A recently released briefing paper, prepared by the Nuffield Trust for Research and Policy Studies in Health Services, examines how local clinicians and managers are working together to develop closer service integration and less fragmented care for patients in the United Kingdom. The paper focuses on what is facilitating or impeding change, as well as setting out proposals for policy-makers in order to enable more rapid progress towards developing better coordinated services.

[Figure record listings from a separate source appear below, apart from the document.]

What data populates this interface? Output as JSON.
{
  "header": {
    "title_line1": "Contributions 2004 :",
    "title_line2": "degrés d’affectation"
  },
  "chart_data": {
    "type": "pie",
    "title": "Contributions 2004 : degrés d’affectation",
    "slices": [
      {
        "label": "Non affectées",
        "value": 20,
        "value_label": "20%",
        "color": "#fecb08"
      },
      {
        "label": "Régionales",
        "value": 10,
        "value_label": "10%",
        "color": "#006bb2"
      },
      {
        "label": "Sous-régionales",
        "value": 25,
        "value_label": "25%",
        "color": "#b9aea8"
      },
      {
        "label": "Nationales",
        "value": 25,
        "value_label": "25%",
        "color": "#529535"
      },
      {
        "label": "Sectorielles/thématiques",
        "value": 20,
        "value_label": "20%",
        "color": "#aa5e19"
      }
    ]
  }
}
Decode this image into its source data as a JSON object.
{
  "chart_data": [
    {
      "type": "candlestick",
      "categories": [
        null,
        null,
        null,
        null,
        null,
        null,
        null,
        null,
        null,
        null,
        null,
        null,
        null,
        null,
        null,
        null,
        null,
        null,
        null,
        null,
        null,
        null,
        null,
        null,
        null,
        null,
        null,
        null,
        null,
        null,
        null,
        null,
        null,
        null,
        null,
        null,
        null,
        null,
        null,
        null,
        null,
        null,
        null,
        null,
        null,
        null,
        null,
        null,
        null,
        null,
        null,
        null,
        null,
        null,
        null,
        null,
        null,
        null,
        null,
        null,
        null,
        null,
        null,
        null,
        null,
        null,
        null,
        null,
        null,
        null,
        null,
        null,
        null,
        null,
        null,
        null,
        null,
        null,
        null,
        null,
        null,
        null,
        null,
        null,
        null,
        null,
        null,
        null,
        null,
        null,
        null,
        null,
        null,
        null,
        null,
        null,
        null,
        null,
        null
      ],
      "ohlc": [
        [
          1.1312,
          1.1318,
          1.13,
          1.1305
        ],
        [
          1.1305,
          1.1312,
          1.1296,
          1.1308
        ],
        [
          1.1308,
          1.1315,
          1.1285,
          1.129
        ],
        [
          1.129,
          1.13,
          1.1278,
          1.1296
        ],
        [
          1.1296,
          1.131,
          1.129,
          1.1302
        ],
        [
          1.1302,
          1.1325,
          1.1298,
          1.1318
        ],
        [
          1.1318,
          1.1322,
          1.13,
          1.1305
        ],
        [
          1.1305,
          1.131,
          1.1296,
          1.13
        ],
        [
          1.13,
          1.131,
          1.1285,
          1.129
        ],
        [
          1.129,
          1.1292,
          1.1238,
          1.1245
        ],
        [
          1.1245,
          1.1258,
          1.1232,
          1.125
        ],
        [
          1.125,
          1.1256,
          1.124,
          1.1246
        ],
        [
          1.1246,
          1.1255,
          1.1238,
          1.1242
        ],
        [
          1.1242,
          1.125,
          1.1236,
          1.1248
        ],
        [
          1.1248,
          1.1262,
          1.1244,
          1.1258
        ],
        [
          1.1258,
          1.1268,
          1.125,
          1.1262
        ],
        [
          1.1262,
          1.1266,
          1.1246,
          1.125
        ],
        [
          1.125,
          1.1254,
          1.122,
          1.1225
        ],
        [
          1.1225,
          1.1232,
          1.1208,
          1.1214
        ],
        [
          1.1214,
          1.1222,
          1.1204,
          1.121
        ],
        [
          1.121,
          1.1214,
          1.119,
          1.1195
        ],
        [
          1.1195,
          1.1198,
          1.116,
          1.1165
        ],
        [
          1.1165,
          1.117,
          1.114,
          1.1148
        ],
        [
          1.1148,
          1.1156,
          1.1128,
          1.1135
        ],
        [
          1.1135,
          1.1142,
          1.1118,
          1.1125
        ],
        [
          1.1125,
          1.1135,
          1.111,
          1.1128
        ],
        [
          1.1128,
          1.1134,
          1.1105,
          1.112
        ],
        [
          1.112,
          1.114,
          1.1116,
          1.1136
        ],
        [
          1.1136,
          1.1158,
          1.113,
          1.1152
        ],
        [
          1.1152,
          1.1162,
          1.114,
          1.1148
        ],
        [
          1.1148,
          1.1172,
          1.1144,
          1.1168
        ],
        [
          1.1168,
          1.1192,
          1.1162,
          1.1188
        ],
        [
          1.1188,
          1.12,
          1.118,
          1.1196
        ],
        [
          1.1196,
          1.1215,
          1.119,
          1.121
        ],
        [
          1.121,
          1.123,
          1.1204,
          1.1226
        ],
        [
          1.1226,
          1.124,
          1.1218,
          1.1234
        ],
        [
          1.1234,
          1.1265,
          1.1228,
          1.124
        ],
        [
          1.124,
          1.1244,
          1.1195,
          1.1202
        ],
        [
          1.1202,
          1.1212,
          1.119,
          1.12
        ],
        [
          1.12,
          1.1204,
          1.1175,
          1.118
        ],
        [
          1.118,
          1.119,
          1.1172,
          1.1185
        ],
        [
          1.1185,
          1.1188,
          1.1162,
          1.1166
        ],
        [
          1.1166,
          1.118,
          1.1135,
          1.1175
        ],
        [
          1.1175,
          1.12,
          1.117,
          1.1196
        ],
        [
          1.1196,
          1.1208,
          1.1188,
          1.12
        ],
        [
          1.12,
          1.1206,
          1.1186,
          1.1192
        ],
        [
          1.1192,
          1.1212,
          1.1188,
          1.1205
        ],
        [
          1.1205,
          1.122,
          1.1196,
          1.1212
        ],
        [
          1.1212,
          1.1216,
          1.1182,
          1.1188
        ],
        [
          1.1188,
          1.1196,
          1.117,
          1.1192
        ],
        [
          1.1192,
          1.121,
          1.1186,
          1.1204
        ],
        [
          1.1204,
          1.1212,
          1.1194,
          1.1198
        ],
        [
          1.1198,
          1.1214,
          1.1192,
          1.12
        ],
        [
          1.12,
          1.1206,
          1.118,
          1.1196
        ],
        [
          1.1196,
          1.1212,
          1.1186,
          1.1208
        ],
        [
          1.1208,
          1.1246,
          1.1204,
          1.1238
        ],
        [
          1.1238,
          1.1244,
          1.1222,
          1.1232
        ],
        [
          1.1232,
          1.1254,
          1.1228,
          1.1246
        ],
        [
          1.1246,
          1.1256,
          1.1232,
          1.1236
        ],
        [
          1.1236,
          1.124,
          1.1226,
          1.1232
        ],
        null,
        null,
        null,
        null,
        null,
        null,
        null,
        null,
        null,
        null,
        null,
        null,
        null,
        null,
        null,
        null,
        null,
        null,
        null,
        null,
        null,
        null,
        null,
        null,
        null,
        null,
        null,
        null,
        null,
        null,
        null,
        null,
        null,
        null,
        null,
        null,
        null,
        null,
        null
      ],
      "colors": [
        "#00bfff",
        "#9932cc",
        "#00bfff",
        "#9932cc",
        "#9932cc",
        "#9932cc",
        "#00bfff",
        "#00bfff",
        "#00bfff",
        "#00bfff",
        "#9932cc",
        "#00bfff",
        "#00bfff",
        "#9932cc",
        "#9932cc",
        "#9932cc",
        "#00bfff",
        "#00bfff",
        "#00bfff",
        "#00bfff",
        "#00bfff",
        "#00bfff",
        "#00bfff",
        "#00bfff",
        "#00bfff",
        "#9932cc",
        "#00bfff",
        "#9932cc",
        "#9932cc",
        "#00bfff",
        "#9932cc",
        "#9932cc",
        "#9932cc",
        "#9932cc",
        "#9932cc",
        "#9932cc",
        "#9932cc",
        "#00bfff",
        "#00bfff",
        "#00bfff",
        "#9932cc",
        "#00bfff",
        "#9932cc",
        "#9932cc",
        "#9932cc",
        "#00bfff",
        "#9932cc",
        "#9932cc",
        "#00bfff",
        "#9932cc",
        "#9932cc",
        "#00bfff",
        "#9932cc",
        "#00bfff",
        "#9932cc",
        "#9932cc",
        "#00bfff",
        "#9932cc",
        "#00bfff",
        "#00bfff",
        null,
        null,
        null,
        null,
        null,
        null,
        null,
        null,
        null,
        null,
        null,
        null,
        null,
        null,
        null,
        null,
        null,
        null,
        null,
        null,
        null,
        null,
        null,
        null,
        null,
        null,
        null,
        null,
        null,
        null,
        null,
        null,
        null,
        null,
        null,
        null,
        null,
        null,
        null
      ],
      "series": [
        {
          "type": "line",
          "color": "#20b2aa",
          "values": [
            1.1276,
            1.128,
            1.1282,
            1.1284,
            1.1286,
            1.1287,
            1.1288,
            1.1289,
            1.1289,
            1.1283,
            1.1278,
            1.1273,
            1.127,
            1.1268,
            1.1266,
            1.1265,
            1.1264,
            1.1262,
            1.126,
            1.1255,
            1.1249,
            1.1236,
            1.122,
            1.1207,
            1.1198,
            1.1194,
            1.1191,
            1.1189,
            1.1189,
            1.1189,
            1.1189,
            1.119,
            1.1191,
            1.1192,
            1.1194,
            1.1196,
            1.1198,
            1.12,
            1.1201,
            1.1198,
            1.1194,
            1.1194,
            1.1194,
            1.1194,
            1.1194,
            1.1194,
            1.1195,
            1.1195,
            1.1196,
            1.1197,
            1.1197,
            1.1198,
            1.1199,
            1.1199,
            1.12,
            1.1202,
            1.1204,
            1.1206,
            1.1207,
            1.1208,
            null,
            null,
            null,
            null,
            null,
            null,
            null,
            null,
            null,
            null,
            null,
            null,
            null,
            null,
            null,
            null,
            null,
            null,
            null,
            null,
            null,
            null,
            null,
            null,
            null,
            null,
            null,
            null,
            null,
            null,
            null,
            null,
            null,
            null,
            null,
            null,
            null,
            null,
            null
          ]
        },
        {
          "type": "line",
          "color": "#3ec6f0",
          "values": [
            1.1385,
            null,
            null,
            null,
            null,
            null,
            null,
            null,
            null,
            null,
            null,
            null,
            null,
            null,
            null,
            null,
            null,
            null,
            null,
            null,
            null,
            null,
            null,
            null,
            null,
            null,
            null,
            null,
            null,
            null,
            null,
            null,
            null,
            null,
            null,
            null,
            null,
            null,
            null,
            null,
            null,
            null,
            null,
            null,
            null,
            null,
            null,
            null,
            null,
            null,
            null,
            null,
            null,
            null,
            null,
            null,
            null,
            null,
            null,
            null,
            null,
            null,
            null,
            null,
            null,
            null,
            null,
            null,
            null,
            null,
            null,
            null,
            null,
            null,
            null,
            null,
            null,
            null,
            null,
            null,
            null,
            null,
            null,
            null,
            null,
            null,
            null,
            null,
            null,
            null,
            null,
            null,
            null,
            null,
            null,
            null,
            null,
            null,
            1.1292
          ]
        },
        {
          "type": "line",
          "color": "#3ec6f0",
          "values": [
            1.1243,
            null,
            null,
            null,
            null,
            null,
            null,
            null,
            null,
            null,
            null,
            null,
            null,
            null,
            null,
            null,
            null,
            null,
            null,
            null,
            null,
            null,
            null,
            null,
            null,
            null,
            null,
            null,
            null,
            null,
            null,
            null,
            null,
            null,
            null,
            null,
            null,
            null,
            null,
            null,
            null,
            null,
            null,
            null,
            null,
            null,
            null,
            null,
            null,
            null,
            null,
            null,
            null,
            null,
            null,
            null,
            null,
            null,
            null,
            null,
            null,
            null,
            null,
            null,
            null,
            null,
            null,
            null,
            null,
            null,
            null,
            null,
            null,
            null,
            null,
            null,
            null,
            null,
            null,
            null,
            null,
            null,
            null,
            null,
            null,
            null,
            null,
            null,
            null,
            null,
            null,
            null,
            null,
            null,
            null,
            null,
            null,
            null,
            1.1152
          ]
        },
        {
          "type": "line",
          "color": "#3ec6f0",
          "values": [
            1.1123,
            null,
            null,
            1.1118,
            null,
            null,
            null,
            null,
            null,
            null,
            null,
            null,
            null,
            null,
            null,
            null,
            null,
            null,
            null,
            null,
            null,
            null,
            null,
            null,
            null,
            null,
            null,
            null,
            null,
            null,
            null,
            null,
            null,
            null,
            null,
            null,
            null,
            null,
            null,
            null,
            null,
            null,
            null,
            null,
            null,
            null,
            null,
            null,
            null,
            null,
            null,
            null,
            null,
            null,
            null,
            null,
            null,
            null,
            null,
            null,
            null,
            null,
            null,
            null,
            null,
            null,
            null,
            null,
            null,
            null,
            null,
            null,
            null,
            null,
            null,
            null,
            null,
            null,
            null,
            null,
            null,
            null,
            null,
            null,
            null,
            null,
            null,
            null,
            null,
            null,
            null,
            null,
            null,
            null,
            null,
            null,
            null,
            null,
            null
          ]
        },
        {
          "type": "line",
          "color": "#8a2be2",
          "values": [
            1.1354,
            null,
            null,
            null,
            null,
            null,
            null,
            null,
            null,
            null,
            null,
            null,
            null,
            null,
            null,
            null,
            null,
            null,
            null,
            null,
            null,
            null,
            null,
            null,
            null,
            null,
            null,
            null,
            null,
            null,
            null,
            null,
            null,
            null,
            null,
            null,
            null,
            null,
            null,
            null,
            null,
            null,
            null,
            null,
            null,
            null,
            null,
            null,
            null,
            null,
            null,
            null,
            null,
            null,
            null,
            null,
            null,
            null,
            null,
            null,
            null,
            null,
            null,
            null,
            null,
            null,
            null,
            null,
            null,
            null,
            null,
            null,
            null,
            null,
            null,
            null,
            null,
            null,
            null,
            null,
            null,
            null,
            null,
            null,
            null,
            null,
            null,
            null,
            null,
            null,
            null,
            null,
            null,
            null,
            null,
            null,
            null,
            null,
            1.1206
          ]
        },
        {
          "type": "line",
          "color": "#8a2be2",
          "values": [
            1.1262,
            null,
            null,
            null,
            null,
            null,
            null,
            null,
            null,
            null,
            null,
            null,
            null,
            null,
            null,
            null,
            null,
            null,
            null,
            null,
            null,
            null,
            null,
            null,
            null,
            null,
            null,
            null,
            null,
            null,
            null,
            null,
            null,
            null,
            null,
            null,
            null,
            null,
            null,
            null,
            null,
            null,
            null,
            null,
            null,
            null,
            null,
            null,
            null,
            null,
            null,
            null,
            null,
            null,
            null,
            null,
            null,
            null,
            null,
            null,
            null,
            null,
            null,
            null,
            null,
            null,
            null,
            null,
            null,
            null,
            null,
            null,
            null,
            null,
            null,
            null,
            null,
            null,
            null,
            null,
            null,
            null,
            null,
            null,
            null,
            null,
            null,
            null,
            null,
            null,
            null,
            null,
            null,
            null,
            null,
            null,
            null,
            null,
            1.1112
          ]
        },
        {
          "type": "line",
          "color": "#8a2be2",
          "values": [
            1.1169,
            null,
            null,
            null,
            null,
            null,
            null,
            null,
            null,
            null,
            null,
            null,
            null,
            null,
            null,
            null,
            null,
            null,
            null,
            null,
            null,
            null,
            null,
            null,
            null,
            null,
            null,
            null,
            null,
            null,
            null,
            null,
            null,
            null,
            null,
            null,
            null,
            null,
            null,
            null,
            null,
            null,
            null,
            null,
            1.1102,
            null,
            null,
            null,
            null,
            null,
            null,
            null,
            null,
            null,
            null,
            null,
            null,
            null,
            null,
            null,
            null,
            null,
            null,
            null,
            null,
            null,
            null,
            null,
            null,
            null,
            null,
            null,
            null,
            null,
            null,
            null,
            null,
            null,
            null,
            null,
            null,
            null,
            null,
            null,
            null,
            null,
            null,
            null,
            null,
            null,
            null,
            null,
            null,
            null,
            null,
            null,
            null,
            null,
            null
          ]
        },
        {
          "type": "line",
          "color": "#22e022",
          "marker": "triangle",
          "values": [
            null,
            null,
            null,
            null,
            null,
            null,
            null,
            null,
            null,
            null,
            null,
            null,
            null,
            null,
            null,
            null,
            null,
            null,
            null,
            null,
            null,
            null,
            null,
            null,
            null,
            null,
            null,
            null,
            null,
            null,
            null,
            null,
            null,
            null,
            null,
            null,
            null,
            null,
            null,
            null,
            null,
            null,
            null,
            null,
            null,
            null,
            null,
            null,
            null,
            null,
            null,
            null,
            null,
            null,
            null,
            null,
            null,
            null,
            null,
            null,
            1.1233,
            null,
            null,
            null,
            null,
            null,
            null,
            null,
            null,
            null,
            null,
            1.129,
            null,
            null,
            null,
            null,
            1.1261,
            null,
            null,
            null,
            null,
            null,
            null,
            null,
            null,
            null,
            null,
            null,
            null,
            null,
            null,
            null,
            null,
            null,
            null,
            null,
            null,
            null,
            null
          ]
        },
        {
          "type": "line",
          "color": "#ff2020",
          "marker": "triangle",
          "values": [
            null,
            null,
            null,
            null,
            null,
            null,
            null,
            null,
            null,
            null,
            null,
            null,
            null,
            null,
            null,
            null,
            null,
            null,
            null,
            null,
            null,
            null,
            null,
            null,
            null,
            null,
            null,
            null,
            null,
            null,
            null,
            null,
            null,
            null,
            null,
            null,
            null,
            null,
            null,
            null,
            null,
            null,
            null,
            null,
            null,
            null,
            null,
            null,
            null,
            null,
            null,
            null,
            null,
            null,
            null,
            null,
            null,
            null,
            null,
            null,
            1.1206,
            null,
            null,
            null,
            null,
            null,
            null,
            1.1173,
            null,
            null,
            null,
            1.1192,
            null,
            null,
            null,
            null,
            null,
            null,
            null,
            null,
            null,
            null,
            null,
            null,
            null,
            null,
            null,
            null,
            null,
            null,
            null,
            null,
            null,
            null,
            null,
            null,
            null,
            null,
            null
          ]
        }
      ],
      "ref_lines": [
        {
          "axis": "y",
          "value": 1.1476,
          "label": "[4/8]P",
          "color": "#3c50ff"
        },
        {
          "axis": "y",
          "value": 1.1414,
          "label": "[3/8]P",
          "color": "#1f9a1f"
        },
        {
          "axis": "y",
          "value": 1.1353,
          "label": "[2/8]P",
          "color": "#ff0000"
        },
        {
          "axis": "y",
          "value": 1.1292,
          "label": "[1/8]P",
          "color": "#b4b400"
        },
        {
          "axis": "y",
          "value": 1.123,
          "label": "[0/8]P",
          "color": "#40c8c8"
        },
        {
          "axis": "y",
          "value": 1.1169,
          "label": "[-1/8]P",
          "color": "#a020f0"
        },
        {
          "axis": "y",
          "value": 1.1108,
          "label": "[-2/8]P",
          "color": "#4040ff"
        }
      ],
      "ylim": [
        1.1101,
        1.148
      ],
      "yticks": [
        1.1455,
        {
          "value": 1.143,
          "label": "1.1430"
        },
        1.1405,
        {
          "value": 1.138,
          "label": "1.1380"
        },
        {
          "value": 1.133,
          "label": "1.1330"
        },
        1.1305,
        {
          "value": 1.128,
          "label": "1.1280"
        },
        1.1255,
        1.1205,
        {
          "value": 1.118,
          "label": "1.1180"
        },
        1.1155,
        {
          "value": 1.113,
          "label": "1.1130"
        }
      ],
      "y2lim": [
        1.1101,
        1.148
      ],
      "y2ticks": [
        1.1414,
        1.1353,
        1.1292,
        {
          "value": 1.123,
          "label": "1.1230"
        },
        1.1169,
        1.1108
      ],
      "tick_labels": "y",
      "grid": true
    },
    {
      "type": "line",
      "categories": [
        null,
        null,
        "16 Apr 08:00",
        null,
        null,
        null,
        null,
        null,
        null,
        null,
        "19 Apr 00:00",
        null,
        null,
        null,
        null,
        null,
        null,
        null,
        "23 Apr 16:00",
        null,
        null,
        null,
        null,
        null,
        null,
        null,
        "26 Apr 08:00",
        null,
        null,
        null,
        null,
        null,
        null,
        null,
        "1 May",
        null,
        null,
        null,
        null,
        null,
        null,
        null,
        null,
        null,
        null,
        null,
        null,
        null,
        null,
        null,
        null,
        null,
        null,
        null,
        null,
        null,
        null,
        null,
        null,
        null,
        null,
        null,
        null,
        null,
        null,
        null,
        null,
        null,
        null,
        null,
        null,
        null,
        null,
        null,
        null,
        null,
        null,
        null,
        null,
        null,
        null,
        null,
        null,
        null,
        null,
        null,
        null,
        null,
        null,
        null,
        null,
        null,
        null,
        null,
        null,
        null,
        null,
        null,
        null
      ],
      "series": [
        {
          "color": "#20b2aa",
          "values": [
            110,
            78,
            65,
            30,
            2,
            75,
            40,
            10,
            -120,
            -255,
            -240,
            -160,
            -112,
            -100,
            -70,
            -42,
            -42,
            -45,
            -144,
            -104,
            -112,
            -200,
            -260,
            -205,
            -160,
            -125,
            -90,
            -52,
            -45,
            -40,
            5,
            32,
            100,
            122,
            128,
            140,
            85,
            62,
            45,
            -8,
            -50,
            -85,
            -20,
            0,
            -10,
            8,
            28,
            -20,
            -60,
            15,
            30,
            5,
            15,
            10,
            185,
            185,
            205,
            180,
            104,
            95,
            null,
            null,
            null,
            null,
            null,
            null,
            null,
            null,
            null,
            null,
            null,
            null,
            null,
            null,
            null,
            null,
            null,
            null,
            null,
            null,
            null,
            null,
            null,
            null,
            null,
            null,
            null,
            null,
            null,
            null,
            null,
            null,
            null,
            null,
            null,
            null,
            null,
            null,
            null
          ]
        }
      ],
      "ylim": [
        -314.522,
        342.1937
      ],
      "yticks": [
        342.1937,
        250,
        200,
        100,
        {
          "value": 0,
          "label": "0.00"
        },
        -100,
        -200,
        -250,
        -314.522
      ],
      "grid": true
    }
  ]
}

The authors use five case studies of health economies in the English National Health Service (NHS) — Torbay, Nottingham, Trafford, Cumbria and Redbridge — as a basis for their analysis. Emerging themes from the case studies are:
- Integrating primary, medical and community health services,
- Managing demand and developing new care models,
- Addressing an unsustainable acute sector,
- Establishing effective clinical leadership,
- Using data and information technology (IT) to integrate patient information,
- Involving the public,
- Establishing new forms of organization and governance, and
- Learning from the experience of integration abroad.
Several policy suggestions are given, including the need to develop closer service integration and less fragmented care for patients, such as implementing a policy on competition and collaboration. Other suggestions for improving integration include offering incentives to support integration, general practitioner budget-holding, improved social care, smarter regulation and the need for system leadership.
See “Removing the Policy Barriers to Integrated Care in England,” September 2010, available at www.nuffieldtrust.org.uk.